When first interviewed by police earlier this week, Wang told police she and Tyda argued in the parking lot and parted ways, and she hadn't seen her mother-in-law since. When police told her they had found Tyda's clothing and shredded identification cards in a Dumpster behind Wang's house, she said Tyda followed her to a sewing shop Wang owned.
Wang claimed the septuagenarian attacked her and tried to kill her, but Wang said she wound up on top of her mother-in law and choked her with both hands for five to 10 minutes.
She then dragged the older woman inside the shop and left her gasping on the floor. As Tyda slowly died, Wang said she lay on an office couch, exhausted from the struggle. She told investigators she then hid Tyda's body in a back corner of the shop, abandoned Tyda's car at Midway Airport and took a bus back to Bloomington.
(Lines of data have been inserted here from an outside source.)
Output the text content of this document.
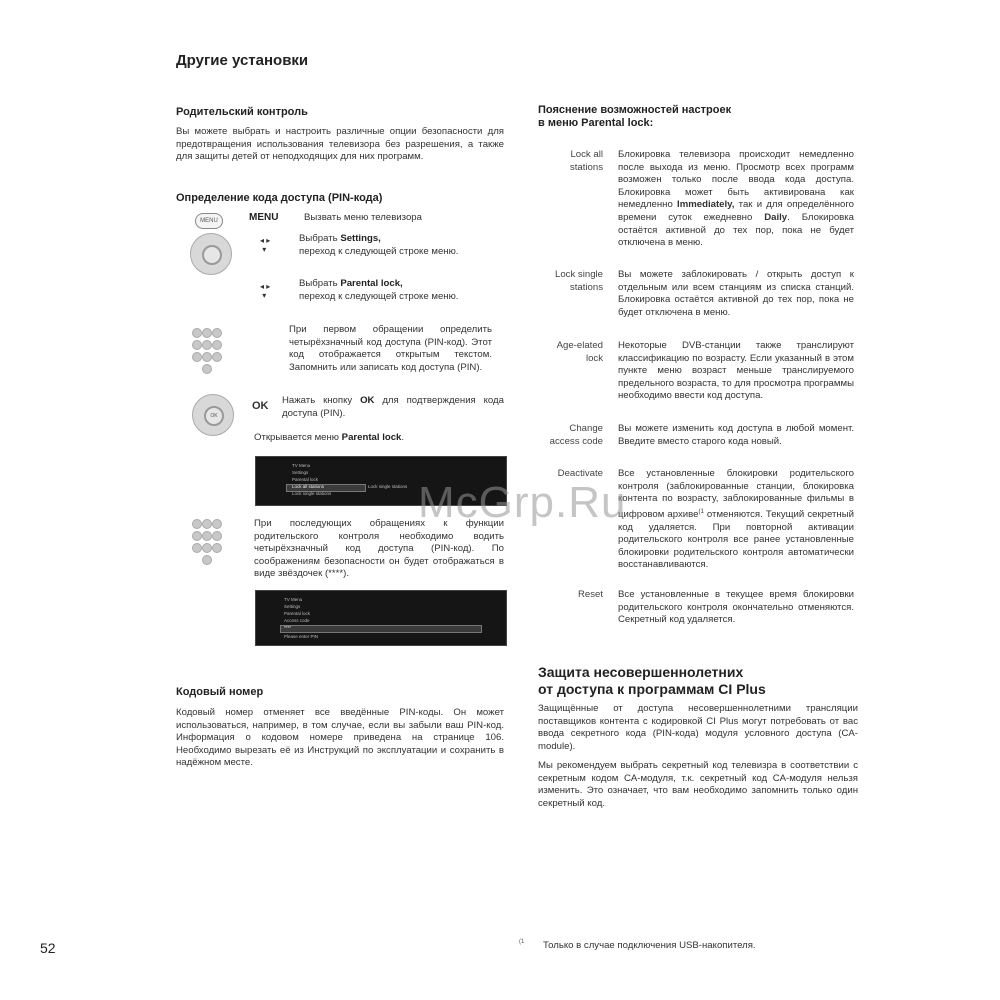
Другие установки
Родительский контроль
Вы можете выбрать и настроить различные опции безопасности для предотвращения использования телевизора без разрешения, а также для защиты детей от неподходящих для них программ.
Определение кода доступа (PIN-кода)
MENU	MENU	Вызвать меню телевизора
◂ ▸
▾
Выбрать Settings,
переход к следующей строке меню.
◂ ▸
▾
Выбрать Parental lock,
переход к следующей строке меню.
При первом обращении определить четырёхзначный код доступа (PIN-код). Этот код отображается открытым текстом. Запомнить или записать код доступа (PIN).
OK
OK Нажать кнопку OK для подтверждения кода доступа (PIN).
Открывается меню Parental lock.
TV Menu
Settings
Parental lock
Lock all stations
Lock single stations
Lock single stations
При последующих обращениях к функции родительского контроля необходимо водить четырёхзначный код доступа (PIN-код). По соображениям безопасности он будет отображаться в виде звёздочек (****).
TV Menu
Settings
Parental lock
Access code
****
Please enter PIN
Кодовый номер
Кодовый номер отменяет все введённые PIN-коды. Он может использоваться, например, в том случае, если вы забыли ваш PIN-код. Информация о кодовом номере приведена на странице 106. Необходимо вырезать её из Инструкций по эксплуатации и сохранить в надёжном месте.
Пояснение возможностей настроек
в меню Parental lock:
Lock all stations
Блокировка телевизора происходит немедленно после выхода из меню. Просмотр всех программ возможен только после ввода кода доступа. Блокировка может быть активирована как немедленно Immediately, так и для определённого времени суток ежедневно Daily. Блокировка остаётся активной до тех пор, пока не будет отключена в меню.
Lock single stations
Вы можете заблокировать / открыть доступ к отдельным или всем станциям из списка станций. Блокировка остаётся активной до тех пор, пока не будет отключена в меню.
Age-elated lock
Некоторые DVB-станции также транслируют классификацию по возрасту. Если указанный в этом пункте меню возраст меньше транслируемого предельного возраста, то для просмотра программы необходимо ввести код доступа.
Change access code
Вы можете изменить код доступа в любой момент. Введите вместо старого кода новый.
Deactivate Все установленные блокировки родительского контроля (заблокированные станции, блокировка контента по возрасту, заблокированные фильмы в цифровом архиве$^{(1}$ отменяются. Текущий секретный код удаляется. При повторной активации родительского контроля все ранее установленные блокировки родительского контроля автоматически восстанавливаются.
Reset Все установленные в текущее время блокировки родительского контроля окончательно отменяются. Секретный код удаляется.
Защита несовершеннолетних
от доступа к программам CI Plus
Защищённые от доступа несовершеннолетними трансляции поставщиков контента с кодировкой CI Plus могут потребовать от вас ввода секретного кода (PIN-кода) модуля условного доступа (CA-module).
Мы рекомендуем выбрать секретный код телевизра в соответствии с секретным кодом CA-модуля, т.к. секретный код CA-модуля нельзя изменить. Это означает, что вам необходимо запомнить только один секретный код.
McGrp.Ru
52	(1 Только в случае подключения USB-накопителя.
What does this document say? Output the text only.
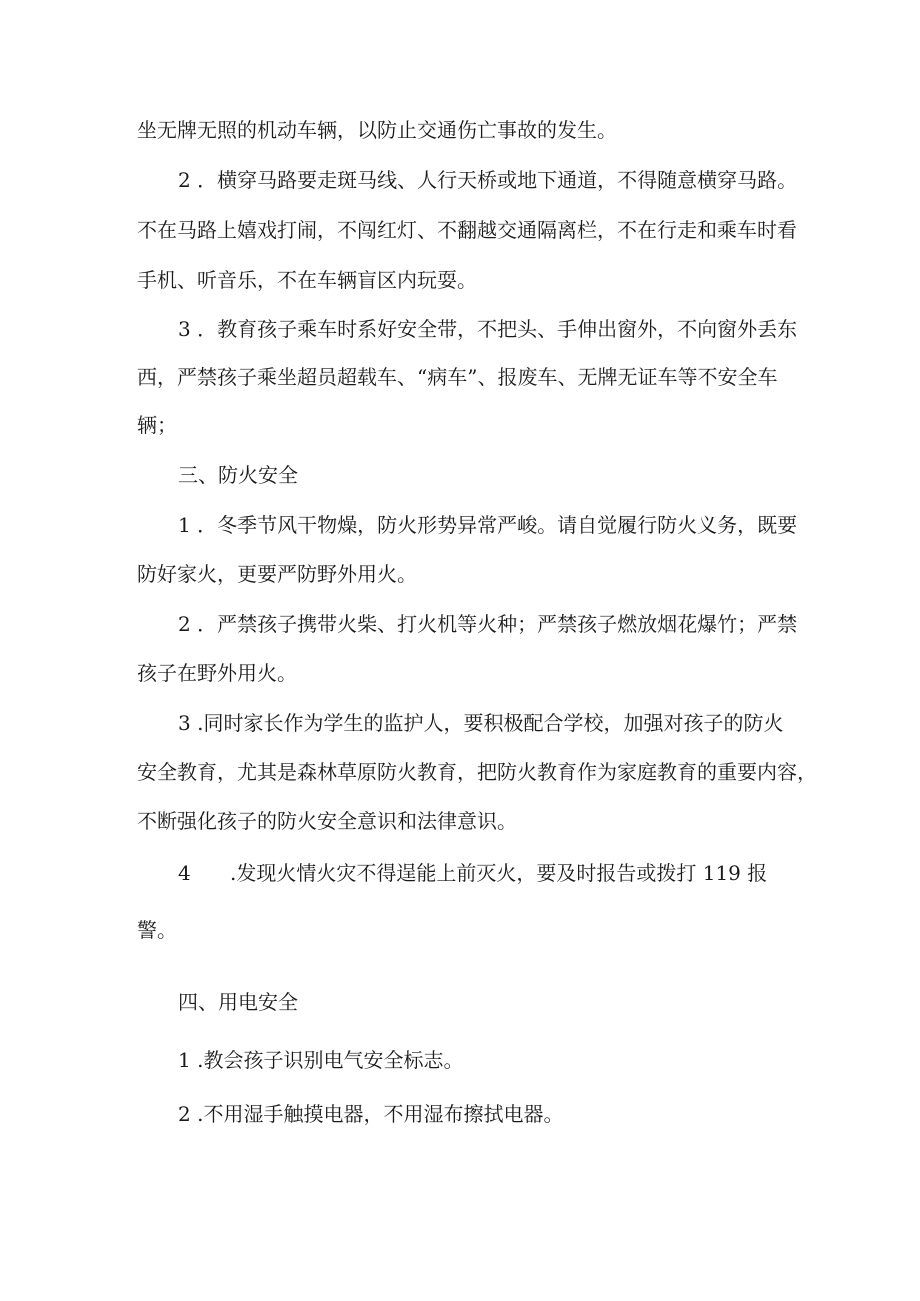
坐无牌无照的机动车辆，以防止交通伤亡事故的发生。
2 ．横穿马路要走斑马线、人行天桥或地下通道，不得随意横穿马路。
不在马路上嬉戏打闹，不闯红灯、不翻越交通隔离栏，不在行走和乘车时看
手机、听音乐，不在车辆盲区内玩耍。
3 ．教育孩子乘车时系好安全带，不把头、手伸出窗外，不向窗外丢东
西，严禁孩子乘坐超员超载车、“病车”、报废车、无牌无证车等不安全车
辆；
三、防火安全
1 ．冬季节风干物燥，防火形势异常严峻。请自觉履行防火义务，既要
防好家火，更要严防野外用火。
2 ．严禁孩子携带火柴、打火机等火种；严禁孩子燃放烟花爆竹；严禁
孩子在野外用火。
3 .同时家长作为学生的监护人，要积极配合学校，加强对孩子的防火
安全教育，尤其是森林草原防火教育，把防火教育作为家庭教育的重要内容，
不断强化孩子的防火安全意识和法律意识。
4 .发现火情火灾不得逞能上前灭火，要及时报告或拨打 119 报
警。
四、用电安全
1 .教会孩子识别电气安全标志。
2 .不用湿手触摸电器，不用湿布擦拭电器。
On Sept. 6, Wang stuffed Tyda's body into a storage container and drove with it to the Des Plaines Fish and Wildlife Area in Will County, just outside Wilmington. She buried Tyda in a wooded area near New River Road. She agreed to take investigators to find the body.
Larry Tyda said Wang continued living with Linda's son and their 5-year-old until she was taken into police custody. The child rode with Wang as she drove to bury Tyda's body, said Larry Tyda.
"She acted like nothing had happened," Tyda said Wednesday from his home in Crest Hill.
Three days before his wife disappeared, Tyda said, Wang had angrily confronted her at the couple's home in Crest Hill and wouldn't leave until he threatened to call police. Linda Tyda's son, Don, had told Wang he wanted a divorce, and Wang was outraged, he said.
"She was abusive. She was a Dr. Jekyll and Mr. Hyde. I had heard she could get mean, but I never believed she was capable of something like this," Tyda said. "She wanted to hurt (her husband). … She planned this all out to a T."
Linda Tyda counted the Chinese consulate and numerous Chicago law firms among her clients, her husband said. She had lived in Bloomington for some 20 years before moving to the Chicago area, and made frequent trips back for work and to visit family, Tyda said.
The Tydas married eight months ago, a year after they met on a dating website, Tyda said. They were planning a trip to Linda's native China later this month to meet her family and to renew their vows in a traditional Chinese ceremony, Tyda said.
An autopsy completed Tuesday in Will County showed Tyda had been strangled, but positive identification was still pending because of "significant decomposition," the coroner's office said. Wang is being held in McLean County in lieu of $1 million bail.
"(Linda) was all excited to go," Tyda said. "There are people that are monsters that are out there."